Just as PM 2.5 (particulate matter with size equal to or less than 2.5 micron) touched 365 compared to Monday’s 256, authorities imposed a string of restrictions in the city. All schools were ordered to remain closed, outdoor construction was immediately halted and half the private cars owned by the 22 million people of the city stayed off the roads. Factories too saw a number of checks.
The red-alert, which is the highest in the four-tier emergency response system created in 2013, will be in place until 12 pm on Thursday.
According to the US embassy classification, anything beyond 300 is categorised ‘Hazardous’ warranting people to take preventive measures like avoiding outdoor exposure.
Beijing Municipal Environmental Monitoring Centre has said that heavy smog will linger until Thursday afternoon and disperse only then when a cold front arrives.
State television CCTV reported that Beijing authorities were, for the first time, considering to impose a congestion tax to ease traffic. At present over 30 per cent of the air pollution which comes is from auto-mobile emission.

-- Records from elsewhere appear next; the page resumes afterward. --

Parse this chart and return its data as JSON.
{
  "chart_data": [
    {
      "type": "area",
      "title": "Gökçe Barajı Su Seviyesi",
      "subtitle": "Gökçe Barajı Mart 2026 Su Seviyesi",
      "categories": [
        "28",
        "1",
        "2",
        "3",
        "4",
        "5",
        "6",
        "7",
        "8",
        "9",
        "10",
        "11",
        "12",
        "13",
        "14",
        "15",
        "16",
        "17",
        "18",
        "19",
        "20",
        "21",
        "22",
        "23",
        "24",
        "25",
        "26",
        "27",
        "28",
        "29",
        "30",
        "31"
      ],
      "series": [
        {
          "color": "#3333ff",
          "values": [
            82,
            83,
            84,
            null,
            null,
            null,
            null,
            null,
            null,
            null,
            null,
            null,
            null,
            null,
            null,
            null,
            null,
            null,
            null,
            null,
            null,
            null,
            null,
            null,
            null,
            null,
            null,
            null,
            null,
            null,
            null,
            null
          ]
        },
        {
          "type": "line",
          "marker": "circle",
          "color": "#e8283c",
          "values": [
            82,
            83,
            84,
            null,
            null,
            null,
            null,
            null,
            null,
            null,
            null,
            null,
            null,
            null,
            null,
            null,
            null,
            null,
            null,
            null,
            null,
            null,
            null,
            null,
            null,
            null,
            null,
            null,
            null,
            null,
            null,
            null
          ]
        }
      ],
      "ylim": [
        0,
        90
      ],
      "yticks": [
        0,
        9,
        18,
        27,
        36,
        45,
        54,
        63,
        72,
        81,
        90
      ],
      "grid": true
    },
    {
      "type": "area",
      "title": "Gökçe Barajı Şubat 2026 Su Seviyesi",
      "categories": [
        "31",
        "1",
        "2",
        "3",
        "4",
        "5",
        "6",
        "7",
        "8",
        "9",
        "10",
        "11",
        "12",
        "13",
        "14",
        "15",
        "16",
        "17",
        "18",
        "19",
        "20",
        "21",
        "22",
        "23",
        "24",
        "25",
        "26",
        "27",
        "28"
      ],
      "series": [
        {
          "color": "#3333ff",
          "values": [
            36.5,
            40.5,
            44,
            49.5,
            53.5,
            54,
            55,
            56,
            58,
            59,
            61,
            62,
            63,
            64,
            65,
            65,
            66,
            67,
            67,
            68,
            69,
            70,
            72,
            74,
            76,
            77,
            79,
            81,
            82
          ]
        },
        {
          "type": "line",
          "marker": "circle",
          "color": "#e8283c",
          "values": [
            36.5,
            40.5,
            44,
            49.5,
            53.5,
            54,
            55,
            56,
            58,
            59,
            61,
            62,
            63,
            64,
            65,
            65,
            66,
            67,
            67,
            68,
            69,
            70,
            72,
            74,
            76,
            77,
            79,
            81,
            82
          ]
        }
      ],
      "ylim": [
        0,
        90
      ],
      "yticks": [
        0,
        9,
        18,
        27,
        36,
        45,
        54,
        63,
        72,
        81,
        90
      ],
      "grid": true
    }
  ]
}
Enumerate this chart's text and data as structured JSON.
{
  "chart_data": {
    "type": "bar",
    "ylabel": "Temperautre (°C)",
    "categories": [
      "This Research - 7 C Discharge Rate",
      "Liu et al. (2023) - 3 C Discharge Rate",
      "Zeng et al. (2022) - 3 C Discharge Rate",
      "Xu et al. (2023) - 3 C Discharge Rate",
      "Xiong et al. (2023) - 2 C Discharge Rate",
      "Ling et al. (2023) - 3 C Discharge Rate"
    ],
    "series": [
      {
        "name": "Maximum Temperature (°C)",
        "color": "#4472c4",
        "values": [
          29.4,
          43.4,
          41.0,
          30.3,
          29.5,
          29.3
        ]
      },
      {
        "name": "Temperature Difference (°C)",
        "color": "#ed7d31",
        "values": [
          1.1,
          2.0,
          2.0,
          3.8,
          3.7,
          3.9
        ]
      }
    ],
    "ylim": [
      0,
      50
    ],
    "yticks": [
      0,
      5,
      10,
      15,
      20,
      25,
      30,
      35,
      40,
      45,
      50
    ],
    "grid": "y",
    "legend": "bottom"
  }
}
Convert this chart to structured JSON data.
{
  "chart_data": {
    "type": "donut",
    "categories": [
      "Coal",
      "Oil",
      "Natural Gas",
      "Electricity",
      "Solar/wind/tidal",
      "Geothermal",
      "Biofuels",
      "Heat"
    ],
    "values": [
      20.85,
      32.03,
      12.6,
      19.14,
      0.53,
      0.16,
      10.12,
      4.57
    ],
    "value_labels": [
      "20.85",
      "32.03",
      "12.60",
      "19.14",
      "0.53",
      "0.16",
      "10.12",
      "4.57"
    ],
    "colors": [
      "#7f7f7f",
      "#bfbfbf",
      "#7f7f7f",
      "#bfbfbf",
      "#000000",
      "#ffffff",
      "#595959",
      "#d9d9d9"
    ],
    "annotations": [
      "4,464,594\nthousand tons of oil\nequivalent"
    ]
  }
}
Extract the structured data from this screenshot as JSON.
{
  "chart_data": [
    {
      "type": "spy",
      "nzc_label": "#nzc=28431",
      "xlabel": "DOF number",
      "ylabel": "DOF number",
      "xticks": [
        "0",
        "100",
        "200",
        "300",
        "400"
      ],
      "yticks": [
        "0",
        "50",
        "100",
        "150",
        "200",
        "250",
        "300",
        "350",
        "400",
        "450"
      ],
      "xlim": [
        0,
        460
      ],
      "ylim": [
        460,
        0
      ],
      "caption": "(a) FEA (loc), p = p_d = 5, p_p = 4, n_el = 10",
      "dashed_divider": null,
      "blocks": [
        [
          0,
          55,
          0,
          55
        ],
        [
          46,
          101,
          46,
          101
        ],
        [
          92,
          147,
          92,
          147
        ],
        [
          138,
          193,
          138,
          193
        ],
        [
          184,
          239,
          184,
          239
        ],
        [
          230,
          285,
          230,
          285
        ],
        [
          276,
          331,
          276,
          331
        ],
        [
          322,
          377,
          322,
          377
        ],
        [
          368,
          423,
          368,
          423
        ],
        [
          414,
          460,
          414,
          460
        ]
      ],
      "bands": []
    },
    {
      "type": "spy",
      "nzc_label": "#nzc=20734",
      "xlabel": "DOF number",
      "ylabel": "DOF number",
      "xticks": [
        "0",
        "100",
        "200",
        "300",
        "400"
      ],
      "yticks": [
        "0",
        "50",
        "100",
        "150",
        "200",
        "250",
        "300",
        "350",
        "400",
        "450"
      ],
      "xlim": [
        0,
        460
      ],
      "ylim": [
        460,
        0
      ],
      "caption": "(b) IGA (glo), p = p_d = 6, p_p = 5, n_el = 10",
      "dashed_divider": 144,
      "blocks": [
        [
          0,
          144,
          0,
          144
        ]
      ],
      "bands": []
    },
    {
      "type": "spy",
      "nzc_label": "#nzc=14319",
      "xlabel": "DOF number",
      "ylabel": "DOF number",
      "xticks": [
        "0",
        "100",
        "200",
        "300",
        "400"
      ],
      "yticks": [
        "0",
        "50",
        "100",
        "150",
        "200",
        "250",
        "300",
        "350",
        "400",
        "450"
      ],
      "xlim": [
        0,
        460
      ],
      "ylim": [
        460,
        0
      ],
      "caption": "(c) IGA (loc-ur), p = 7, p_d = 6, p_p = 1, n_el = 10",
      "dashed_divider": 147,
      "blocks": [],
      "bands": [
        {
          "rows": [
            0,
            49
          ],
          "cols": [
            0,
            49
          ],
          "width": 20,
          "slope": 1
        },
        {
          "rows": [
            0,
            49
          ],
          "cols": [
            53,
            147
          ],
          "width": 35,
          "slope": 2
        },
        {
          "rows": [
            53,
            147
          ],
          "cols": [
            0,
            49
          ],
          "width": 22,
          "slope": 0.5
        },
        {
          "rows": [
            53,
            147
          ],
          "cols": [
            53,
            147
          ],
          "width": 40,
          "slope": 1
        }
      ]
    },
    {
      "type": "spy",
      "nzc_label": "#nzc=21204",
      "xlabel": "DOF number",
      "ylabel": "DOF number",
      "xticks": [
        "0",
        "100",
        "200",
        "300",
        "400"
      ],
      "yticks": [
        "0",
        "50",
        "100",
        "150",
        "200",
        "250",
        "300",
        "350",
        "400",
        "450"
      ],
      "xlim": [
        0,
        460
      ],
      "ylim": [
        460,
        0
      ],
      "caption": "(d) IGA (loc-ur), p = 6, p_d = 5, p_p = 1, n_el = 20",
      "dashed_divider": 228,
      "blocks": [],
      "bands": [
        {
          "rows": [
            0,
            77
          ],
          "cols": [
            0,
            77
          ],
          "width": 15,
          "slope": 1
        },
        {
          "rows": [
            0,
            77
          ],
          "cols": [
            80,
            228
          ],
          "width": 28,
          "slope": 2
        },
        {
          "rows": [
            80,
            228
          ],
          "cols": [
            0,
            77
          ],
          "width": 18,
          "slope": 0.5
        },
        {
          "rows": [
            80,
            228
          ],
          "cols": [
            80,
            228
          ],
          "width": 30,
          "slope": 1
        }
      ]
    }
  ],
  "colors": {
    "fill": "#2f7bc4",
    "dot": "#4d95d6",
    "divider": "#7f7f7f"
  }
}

While the red alert is on, government vehicles on the roads will also see a cut. Apart from the usual odd-even formula of private cars plying on alternate days, 30 per cent of government cars will be banned from the streets on the same odd and even basis.
The restriction on private cars is estimated to push an extra two million passengers onto public transport every day. To battle this, Beijing will add 21,000 to 25,000 buses, including 8,182 clean-energy buses, to the roads, officials said.
On Monday night, when the red alert was issued after battling heavy smog for almost a week, the Beijing Education Commission put out a notice asking all kindergarten, primary and high schools to suspend classes during the red alert period.
“This is the government showing concern for the common people. It’s protecting the people. I believe this measure (issuing a red alert) is really good. People have a way to take precautions against (the smog) and psychologically prepare for it,” said Wu, a 70-year-old retired school teacher.
Beijing air quality suffers every winter because dozens of massive coal fired heaters are used to keep millions of homes warm in the extreme cold. This adds to the already high industrial and vehicular pollution besides burning of agricultural waste in the outskirts.